"If only I could bubble-wrap my child!" It's a nice thought, especially for parents of toddlers who bump and run all day long, or for those with older daredevils on their hands. And how about our shy guys and girls, the ones we as parents just want to wrap up in protective hugs, to reassure often? Deep down we all know that the only way our kids will grow into their own is by exploring the world, but that doesn't mean doing so is always easy. How - and when, and how much - should we let go?
"If you are brave enough to know your children for who they are as individuals, then you'll know what situations you can trust them with and which situations you should be a little more careful entrusting them with," advises Sue Lee, principal of
CCB School of Douglaston in Queens. "Letting your loved ones go is probably one of the hardest things in the world to accomplish," she adds.

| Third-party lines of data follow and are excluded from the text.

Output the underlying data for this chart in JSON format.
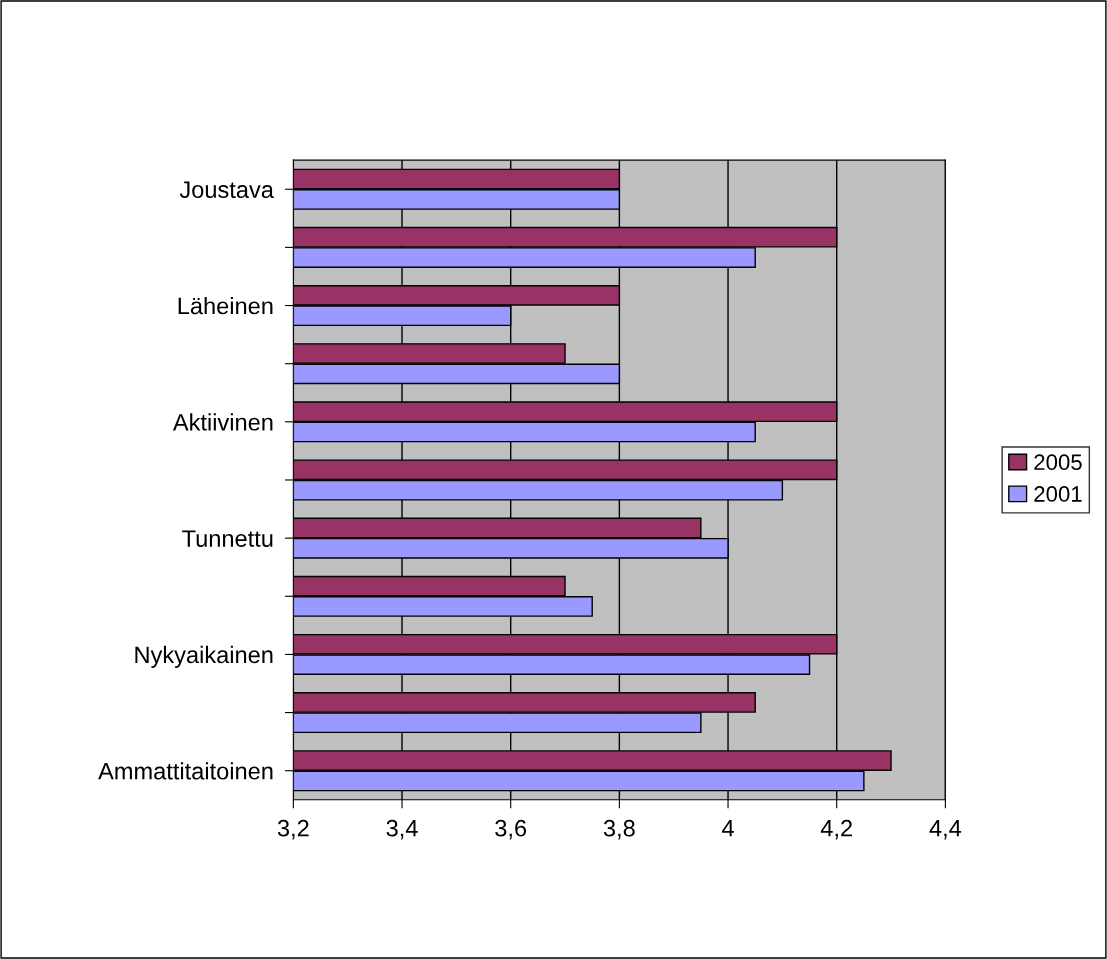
{
  "chart_data": {
    "type": "bar",
    "orientation": "horizontal",
    "categories": [
      "Joustava",
      null,
      "Läheinen",
      null,
      "Aktiivinen",
      null,
      "Tunnettu",
      null,
      "Nykyaikainen",
      null,
      "Ammattitaitoinen"
    ],
    "series": [
      {
        "name": "2005",
        "color": "#993366",
        "values": [
          3.8,
          4.2,
          3.8,
          3.7,
          4.2,
          4.2,
          3.95,
          3.7,
          4.2,
          4.05,
          4.3
        ]
      },
      {
        "name": "2001",
        "color": "#9999ff",
        "values": [
          3.8,
          4.05,
          3.6,
          3.8,
          4.05,
          4.1,
          4.0,
          3.75,
          4.15,
          3.95,
          4.25
        ]
      }
    ],
    "xlim": [
      3.2,
      4.4
    ],
    "xticks": [
      {
        "value": 3.2,
        "label": "3,2"
      },
      {
        "value": 3.4,
        "label": "3,4"
      },
      {
        "value": 3.6,
        "label": "3,6"
      },
      {
        "value": 3.8,
        "label": "3,8"
      },
      4,
      {
        "value": 4.2,
        "label": "4,2"
      },
      {
        "value": 4.4,
        "label": "4,4"
      }
    ],
    "grid": "x",
    "legend": "right"
  }
}
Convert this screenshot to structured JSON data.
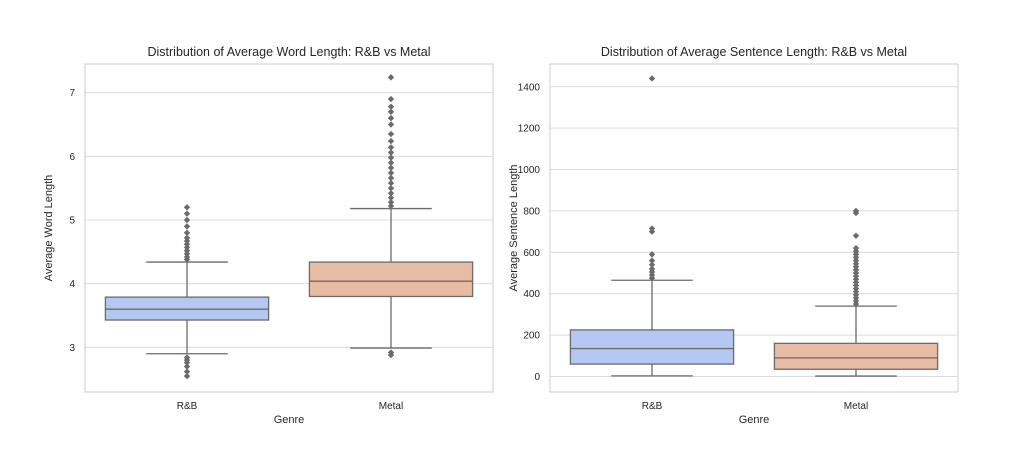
{
  "chart_data": [
    {
      "type": "box",
      "title": "Distribution of Average Word Length: R&B vs Metal",
      "xlabel": "Genre",
      "ylabel": "Average Word Length",
      "categories": [
        "R&B",
        "Metal"
      ],
      "ylim": [
        2.3,
        7.45
      ],
      "yticks": [
        3,
        4,
        5,
        6,
        7
      ],
      "grid": true,
      "legend": "none",
      "boxes": [
        {
          "name": "R&B",
          "color": "#b4c8f2",
          "whislo": 2.9,
          "q1": 3.43,
          "med": 3.6,
          "q3": 3.79,
          "whishi": 4.34,
          "fliers": [
            2.55,
            2.62,
            2.7,
            2.76,
            2.8,
            2.84,
            4.38,
            4.42,
            4.47,
            4.52,
            4.57,
            4.62,
            4.67,
            4.72,
            4.8,
            4.9,
            5.0,
            5.1,
            5.2
          ]
        },
        {
          "name": "Metal",
          "color": "#e8bba4",
          "whislo": 2.99,
          "q1": 3.8,
          "med": 4.04,
          "q3": 4.34,
          "whishi": 5.18,
          "fliers": [
            2.88,
            2.92,
            5.22,
            5.28,
            5.35,
            5.42,
            5.5,
            5.58,
            5.66,
            5.74,
            5.82,
            5.9,
            5.98,
            6.06,
            6.14,
            6.24,
            6.35,
            6.5,
            6.6,
            6.7,
            6.78,
            6.9,
            7.24
          ]
        }
      ]
    },
    {
      "type": "box",
      "title": "Distribution of Average Sentence Length: R&B vs Metal",
      "xlabel": "Genre",
      "ylabel": "Average Sentence Length",
      "categories": [
        "R&B",
        "Metal"
      ],
      "ylim": [
        -75,
        1510
      ],
      "yticks": [
        0,
        200,
        400,
        600,
        800,
        1000,
        1200,
        1400
      ],
      "grid": true,
      "legend": "none",
      "boxes": [
        {
          "name": "R&B",
          "color": "#b4c8f2",
          "whislo": 3,
          "q1": 60,
          "med": 135,
          "q3": 225,
          "whishi": 465,
          "fliers": [
            475,
            490,
            505,
            520,
            540,
            560,
            590,
            700,
            715,
            1440
          ]
        },
        {
          "name": "Metal",
          "color": "#e8bba4",
          "whislo": 2,
          "q1": 35,
          "med": 90,
          "q3": 160,
          "whishi": 340,
          "fliers": [
            350,
            365,
            380,
            395,
            410,
            425,
            440,
            455,
            470,
            485,
            500,
            515,
            530,
            545,
            560,
            575,
            590,
            605,
            620,
            680,
            790,
            800
          ]
        }
      ]
    }
  ]
}
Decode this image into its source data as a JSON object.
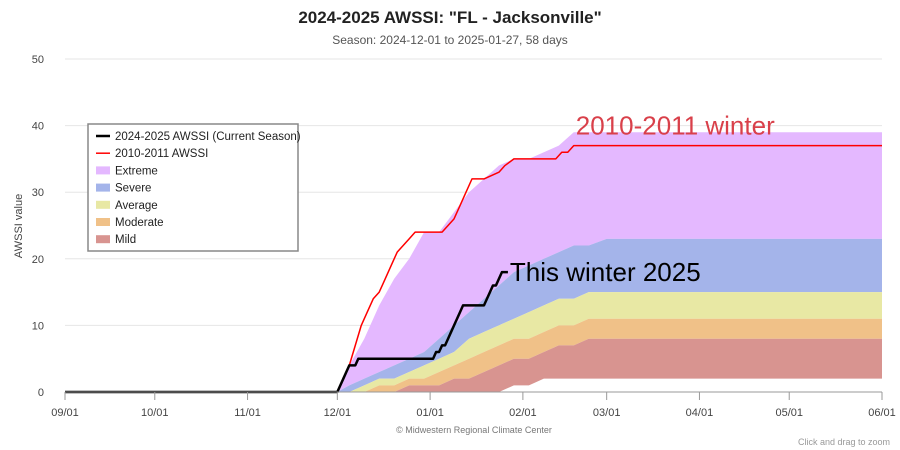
{
  "title": "2024-2025 AWSSI: \"FL - Jacksonville\"",
  "subtitle": "Season: 2024-12-01 to 2025-01-27, 58 days",
  "credit": "© Midwestern Regional Climate Center",
  "zoom_hint": "Click and drag to zoom",
  "chart_data": {
    "type": "area",
    "title": "2024-2025 AWSSI: \"FL - Jacksonville\"",
    "subtitle": "Season: 2024-12-01 to 2025-01-27, 58 days",
    "xlabel": "",
    "ylabel": "AWSSI value",
    "xlim": [
      "2024-09-01",
      "2025-06-01"
    ],
    "x_ticks": [
      "2024-09-01",
      "2024-10-01",
      "2024-11-01",
      "2024-12-01",
      "2025-01-01",
      "2025-02-01",
      "2025-03-01",
      "2025-04-01",
      "2025-05-01",
      "2025-06-01"
    ],
    "x_tick_labels": [
      "09/01",
      "10/01",
      "11/01",
      "12/01",
      "01/01",
      "02/01",
      "03/01",
      "04/01",
      "05/01",
      "06/01"
    ],
    "ylim": [
      0,
      50
    ],
    "y_ticks": [
      0,
      10,
      20,
      30,
      40,
      50
    ],
    "grid": true,
    "legend_position": "top-left",
    "category_bands": {
      "x": [
        "2024-12-01",
        "2024-12-05",
        "2024-12-10",
        "2024-12-15",
        "2024-12-20",
        "2024-12-25",
        "2024-12-30",
        "2025-01-04",
        "2025-01-09",
        "2025-01-14",
        "2025-01-19",
        "2025-01-24",
        "2025-01-29",
        "2025-02-03",
        "2025-02-08",
        "2025-02-13",
        "2025-02-18",
        "2025-02-23",
        "2025-03-01",
        "2025-06-01"
      ],
      "mild_lower": [
        0,
        0,
        0,
        0,
        0,
        0,
        0,
        0,
        0,
        0,
        0,
        0,
        1,
        1,
        2,
        2,
        2,
        2,
        2,
        2
      ],
      "moderate_lower": [
        0,
        0,
        0,
        0,
        0,
        1,
        1,
        1,
        2,
        2,
        3,
        4,
        5,
        5,
        6,
        7,
        7,
        8,
        8,
        8
      ],
      "average_lower": [
        0,
        0,
        0,
        1,
        1,
        2,
        2,
        3,
        4,
        5,
        6,
        7,
        8,
        8,
        9,
        10,
        10,
        11,
        11,
        11
      ],
      "severe_lower": [
        0,
        0,
        1,
        2,
        2,
        3,
        4,
        5,
        6,
        8,
        9,
        10,
        11,
        12,
        13,
        14,
        14,
        15,
        15,
        15
      ],
      "extreme_lower": [
        0,
        1,
        2,
        3,
        4,
        5,
        6,
        8,
        10,
        12,
        14,
        16,
        18,
        19,
        20,
        21,
        22,
        22,
        23,
        23
      ],
      "extreme_upper": [
        0,
        4,
        8,
        13,
        17,
        20,
        24,
        24,
        27,
        30,
        32,
        34,
        35,
        35,
        36,
        37,
        39,
        39,
        39,
        39
      ]
    },
    "series": [
      {
        "name": "2024-2025 AWSSI (Current Season)",
        "color": "#000000",
        "x": [
          "2024-09-01",
          "2024-11-30",
          "2024-12-01",
          "2024-12-03",
          "2024-12-04",
          "2024-12-05",
          "2024-12-06",
          "2024-12-07",
          "2024-12-08",
          "2025-01-02",
          "2025-01-03",
          "2025-01-04",
          "2025-01-05",
          "2025-01-06",
          "2025-01-07",
          "2025-01-08",
          "2025-01-09",
          "2025-01-10",
          "2025-01-11",
          "2025-01-12",
          "2025-01-13",
          "2025-01-19",
          "2025-01-20",
          "2025-01-21",
          "2025-01-22",
          "2025-01-23",
          "2025-01-24",
          "2025-01-25",
          "2025-01-27"
        ],
        "values": [
          0,
          0,
          0,
          2,
          3,
          4,
          4,
          4,
          5,
          5,
          6,
          6,
          7,
          7,
          8,
          9,
          10,
          11,
          12,
          13,
          13,
          13,
          14,
          15,
          16,
          16,
          17,
          18,
          18
        ]
      },
      {
        "name": "2010-2011 AWSSI",
        "color": "#ff0000",
        "x": [
          "2024-09-01",
          "2024-12-01",
          "2024-12-03",
          "2024-12-05",
          "2024-12-07",
          "2024-12-09",
          "2024-12-11",
          "2024-12-13",
          "2024-12-15",
          "2024-12-17",
          "2024-12-19",
          "2024-12-21",
          "2024-12-23",
          "2024-12-25",
          "2024-12-27",
          "2024-12-29",
          "2024-12-30",
          "2025-01-05",
          "2025-01-07",
          "2025-01-09",
          "2025-01-11",
          "2025-01-13",
          "2025-01-15",
          "2025-01-17",
          "2025-01-19",
          "2025-01-24",
          "2025-01-26",
          "2025-01-29",
          "2025-02-12",
          "2025-02-14",
          "2025-02-16",
          "2025-02-18",
          "2025-06-01"
        ],
        "values": [
          0,
          0,
          2,
          4,
          7,
          10,
          12,
          14,
          15,
          17,
          19,
          21,
          22,
          23,
          24,
          24,
          24,
          24,
          25,
          26,
          28,
          30,
          32,
          32,
          32,
          33,
          34,
          35,
          35,
          36,
          36,
          37,
          37
        ]
      },
      {
        "name": "Extreme",
        "color": "#e4b8ff"
      },
      {
        "name": "Severe",
        "color": "#a4b4ea"
      },
      {
        "name": "Average",
        "color": "#e8e8a4"
      },
      {
        "name": "Moderate",
        "color": "#f0c188"
      },
      {
        "name": "Mild",
        "color": "#d89490"
      }
    ],
    "annotations": [
      {
        "text": "2010-2011 winter",
        "x": "2025-02-18",
        "y": 39,
        "color": "#d9404a"
      },
      {
        "text": "This winter 2025",
        "x": "2025-01-27",
        "y": 18,
        "color": "#000000"
      }
    ]
  }
}
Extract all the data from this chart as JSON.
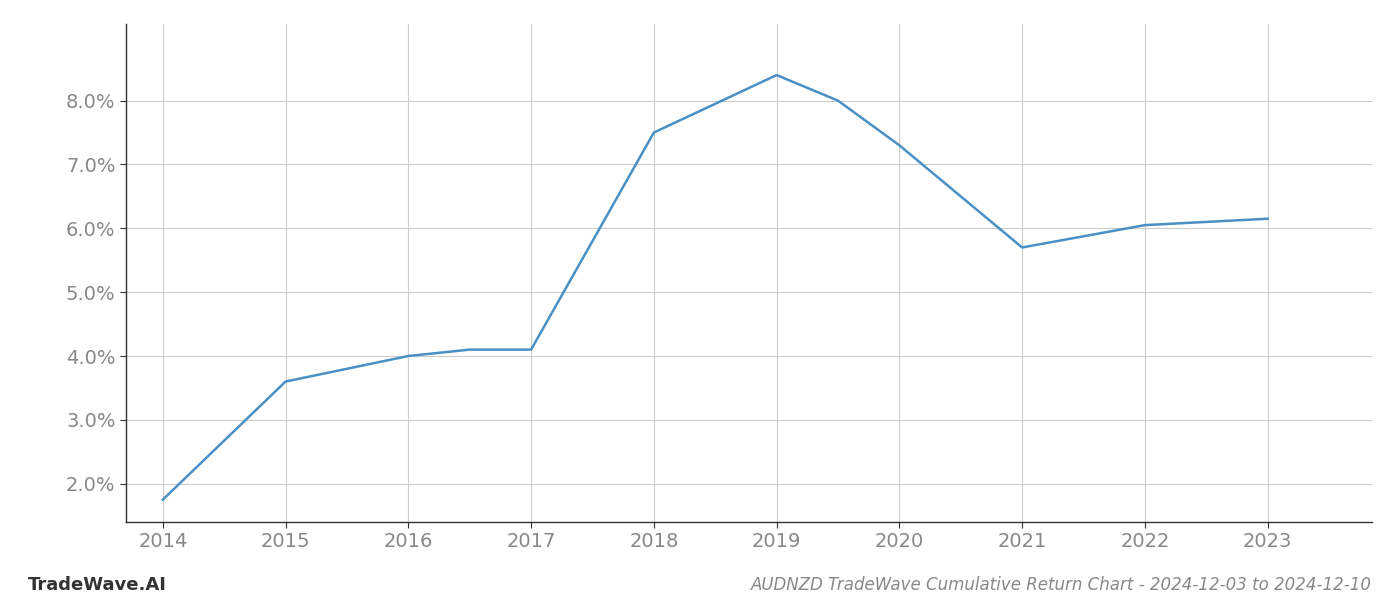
{
  "x": [
    2014,
    2015,
    2016,
    2016.5,
    2017,
    2018,
    2019,
    2019.5,
    2020,
    2021,
    2022,
    2023
  ],
  "y": [
    1.75,
    3.6,
    4.0,
    4.1,
    4.1,
    7.5,
    8.4,
    8.0,
    7.3,
    5.7,
    6.05,
    6.15
  ],
  "line_color": "#4a90c4",
  "line_width": 1.8,
  "title": "AUDNZD TradeWave Cumulative Return Chart - 2024-12-03 to 2024-12-10",
  "watermark": "TradeWave.AI",
  "xlim": [
    2013.7,
    2023.85
  ],
  "ylim": [
    1.4,
    9.2
  ],
  "yticks": [
    2.0,
    3.0,
    4.0,
    5.0,
    6.0,
    7.0,
    8.0
  ],
  "xticks": [
    2014,
    2015,
    2016,
    2017,
    2018,
    2019,
    2020,
    2021,
    2022,
    2023
  ],
  "background_color": "#ffffff",
  "grid_color": "#cccccc",
  "title_fontsize": 12,
  "watermark_fontsize": 13,
  "tick_fontsize": 14,
  "tick_color": "#888888",
  "spine_color": "#333333"
}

To help you along the way, we asked local experts:
How can I avoid being overprotective of my child?
"Children learn best by playing and exploring without being told what to do and how to do it every step of the way. The best childhood lessons are learned from falling down, trying and not succeeding immediately. When parents are constantly correcting and jumping in, they are sending a strong message that the child is not capable, that others cannot be trusted, and that the world is a frightening place. Children need to learn to negotiate on their own, and to solve problems with the help of others-including their peers and teachers, not always the parents.
Parents should encourage children to engage in activities they may not necessarily be good at right away, to enjoy the process and the learning. In order for children to grow, they must fall down, make mistakes, have defeats, and have confidence in their own ability to 'get back on their feet.'"
-Jodi Levine, owner, Jodi's Gym, Mt. Kisco
"Parents need to allow their children to explore their innate talents. We encourage children to make their own choices for their camp day with their parents' advice, so they participate in courses they want to explore. This allows the children to have new experiences that they normally would not be exposed to. It also allows for growth and discovery that, with guidance, can be a wonderful and exciting time for a child. If they are allowed to make some decisions for themselves and see the outcomes, good or bad, then they will learn from those choices. Testing the waters and making decisions is all part of the fun of growing up, and we as parents can foster that growth by allowing children some freedom in making those decisions."